The legislature authorized the incorporation of this bank for honest and fair purposes, and it appointed the commissioners to carry the law into effect, in the ordinary manner in which other banking institutions are organized. They were to give all men an equal chance to subscribe stock. When, therefore, the five entered into a written engagement to J. It. Robinson to obtain for him the control of a majority of the capital stock, or to return him all the money he may pay on subscriptions, they made distinctions in his favour which were partial, unfair, and a violation of the duties they were sent to perform. Their colleagues had a right to separate from them at that point. If they had abjured the prescribed duties altogether — refused to take any part in organizing the bank, or had deputed the three to perform the duties, they would not more effectually have cut themselves off from all right to complain of the proceedings of the three.

Their guilty contract with Robinson is admitted by the demurrer, and it makes an end of this case. Neither they nor the Commonwealth have a right to oust corporators who have come into possession of their franchise in the manner described in the defendants’ pleas. On the state of facts there presented, the decision of the governor, if not conclusive on the judiciary, was a sound one, and is by no means to be reversed by a repeal of the letters patent.

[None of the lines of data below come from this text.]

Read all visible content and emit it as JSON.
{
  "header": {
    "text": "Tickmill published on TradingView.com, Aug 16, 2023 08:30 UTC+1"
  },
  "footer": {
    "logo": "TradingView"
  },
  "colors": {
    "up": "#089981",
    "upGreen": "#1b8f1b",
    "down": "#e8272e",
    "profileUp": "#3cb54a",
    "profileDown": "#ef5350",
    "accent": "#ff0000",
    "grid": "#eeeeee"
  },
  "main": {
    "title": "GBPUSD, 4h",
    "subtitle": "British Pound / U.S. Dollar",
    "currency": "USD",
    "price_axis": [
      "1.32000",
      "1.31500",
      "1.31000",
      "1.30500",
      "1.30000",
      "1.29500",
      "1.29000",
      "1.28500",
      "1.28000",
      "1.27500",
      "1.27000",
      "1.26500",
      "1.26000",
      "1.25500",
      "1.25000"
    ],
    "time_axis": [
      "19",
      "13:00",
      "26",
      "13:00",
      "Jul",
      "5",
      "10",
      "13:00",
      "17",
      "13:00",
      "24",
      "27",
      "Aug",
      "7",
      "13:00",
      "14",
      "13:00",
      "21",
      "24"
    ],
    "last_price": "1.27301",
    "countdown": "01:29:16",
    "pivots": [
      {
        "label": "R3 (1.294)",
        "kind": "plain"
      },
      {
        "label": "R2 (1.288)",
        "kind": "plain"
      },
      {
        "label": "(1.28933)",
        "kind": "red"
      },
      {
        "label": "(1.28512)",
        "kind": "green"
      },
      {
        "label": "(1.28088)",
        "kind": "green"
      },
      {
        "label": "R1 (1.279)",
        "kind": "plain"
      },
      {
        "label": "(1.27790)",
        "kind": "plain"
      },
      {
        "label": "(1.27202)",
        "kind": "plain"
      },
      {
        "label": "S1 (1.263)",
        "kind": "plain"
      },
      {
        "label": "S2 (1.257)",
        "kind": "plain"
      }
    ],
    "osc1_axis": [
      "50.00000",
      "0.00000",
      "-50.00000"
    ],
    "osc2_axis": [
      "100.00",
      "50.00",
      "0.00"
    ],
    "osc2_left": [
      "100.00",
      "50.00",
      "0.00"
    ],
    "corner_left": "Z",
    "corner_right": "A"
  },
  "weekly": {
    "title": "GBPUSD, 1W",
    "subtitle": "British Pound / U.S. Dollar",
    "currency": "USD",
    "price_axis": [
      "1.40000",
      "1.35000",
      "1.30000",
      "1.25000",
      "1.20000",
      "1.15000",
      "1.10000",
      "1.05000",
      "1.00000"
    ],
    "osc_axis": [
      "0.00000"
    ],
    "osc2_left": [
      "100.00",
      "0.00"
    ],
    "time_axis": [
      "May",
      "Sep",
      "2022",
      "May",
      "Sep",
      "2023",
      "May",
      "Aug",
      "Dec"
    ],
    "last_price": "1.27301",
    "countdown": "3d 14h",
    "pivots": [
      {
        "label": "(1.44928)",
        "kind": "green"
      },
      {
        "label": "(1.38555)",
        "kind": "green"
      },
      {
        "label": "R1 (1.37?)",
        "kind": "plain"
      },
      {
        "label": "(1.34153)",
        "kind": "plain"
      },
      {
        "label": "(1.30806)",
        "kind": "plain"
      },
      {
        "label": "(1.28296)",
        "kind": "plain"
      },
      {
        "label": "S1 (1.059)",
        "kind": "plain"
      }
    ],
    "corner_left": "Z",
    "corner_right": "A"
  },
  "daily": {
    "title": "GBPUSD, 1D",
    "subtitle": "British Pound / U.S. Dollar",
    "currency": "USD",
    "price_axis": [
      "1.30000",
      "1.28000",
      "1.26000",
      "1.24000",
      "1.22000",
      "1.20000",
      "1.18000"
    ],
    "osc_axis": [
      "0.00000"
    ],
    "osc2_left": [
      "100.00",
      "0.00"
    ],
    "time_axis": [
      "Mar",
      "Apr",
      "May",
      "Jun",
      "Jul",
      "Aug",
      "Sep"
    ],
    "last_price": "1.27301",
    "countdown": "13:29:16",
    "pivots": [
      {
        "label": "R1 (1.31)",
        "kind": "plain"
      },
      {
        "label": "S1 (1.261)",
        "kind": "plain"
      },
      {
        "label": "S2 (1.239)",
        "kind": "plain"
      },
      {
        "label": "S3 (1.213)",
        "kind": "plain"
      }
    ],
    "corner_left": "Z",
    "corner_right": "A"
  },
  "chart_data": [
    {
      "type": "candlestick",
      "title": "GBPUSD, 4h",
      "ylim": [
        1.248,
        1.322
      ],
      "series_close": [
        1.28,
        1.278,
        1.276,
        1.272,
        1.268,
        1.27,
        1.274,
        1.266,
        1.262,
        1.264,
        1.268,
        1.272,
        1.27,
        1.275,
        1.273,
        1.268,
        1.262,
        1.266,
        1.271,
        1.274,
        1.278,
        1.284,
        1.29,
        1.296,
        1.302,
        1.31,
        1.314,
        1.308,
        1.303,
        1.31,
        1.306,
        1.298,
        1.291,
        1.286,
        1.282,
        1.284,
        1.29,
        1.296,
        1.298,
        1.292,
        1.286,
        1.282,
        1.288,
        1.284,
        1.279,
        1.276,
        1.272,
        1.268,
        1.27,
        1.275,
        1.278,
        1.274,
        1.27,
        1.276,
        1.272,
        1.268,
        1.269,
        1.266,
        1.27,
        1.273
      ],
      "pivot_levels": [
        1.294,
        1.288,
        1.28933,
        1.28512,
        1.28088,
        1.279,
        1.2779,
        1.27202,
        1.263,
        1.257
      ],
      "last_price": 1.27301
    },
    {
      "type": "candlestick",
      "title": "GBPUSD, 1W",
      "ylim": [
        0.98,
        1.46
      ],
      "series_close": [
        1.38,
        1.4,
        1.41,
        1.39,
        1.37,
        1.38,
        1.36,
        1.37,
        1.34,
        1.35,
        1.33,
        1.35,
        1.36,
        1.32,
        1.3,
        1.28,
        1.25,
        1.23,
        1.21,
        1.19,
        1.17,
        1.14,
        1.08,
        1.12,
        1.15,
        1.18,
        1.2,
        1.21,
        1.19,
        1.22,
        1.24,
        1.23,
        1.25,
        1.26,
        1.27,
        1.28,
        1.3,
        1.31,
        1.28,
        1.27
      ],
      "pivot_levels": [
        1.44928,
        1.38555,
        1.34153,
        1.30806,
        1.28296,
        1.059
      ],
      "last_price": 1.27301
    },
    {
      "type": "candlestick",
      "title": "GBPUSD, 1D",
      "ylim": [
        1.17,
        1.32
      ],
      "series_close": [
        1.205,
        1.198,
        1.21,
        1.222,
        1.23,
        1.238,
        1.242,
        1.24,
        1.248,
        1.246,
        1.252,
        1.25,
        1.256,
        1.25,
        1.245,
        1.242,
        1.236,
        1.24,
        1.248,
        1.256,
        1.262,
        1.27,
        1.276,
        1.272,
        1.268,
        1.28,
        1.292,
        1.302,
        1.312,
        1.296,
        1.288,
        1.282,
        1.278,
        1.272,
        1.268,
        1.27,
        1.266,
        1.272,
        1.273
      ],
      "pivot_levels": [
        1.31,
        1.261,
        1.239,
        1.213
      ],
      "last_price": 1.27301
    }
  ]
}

What was he to do? Was he expected to become a party to the agreement with Robinson, and to suffer him to carry off a Pennsylvania franchise for speculative and dishonest purposes? When he had to choose between the proceedings of a majority and a minority of the commissioners, he did well to adopt those that were in substantial accordance with the law and usages of Penn*194'sylvania, instead of those that were a violation of both, and an indignity moreover to the majesty of the Commonwealth. It matters not that they were the proceedings of a minority of the board. It was a minority that was competent to act under the circumstances of the case, and they were the only proceedings that were worthy of the executive sanction.

With the subsequent history of the bank we have nothing to do. The information does not allege any abuse or misuse of the charter. It only charges that the charter was improvidently granted. It is founded wholly on prevenient causes, not on subsequent misconduct.

Under the pleadings the complaint has no ground to rest on, and the defendants must have judgment on the demurrer.

And now, to wit, January 8, 1859, this cause having been argued by counsel and considered by the court, it is ordered and adjudged that judgment be entered for the defendants in the demurrer, and that they recover their costs of the persons named in the information as relators.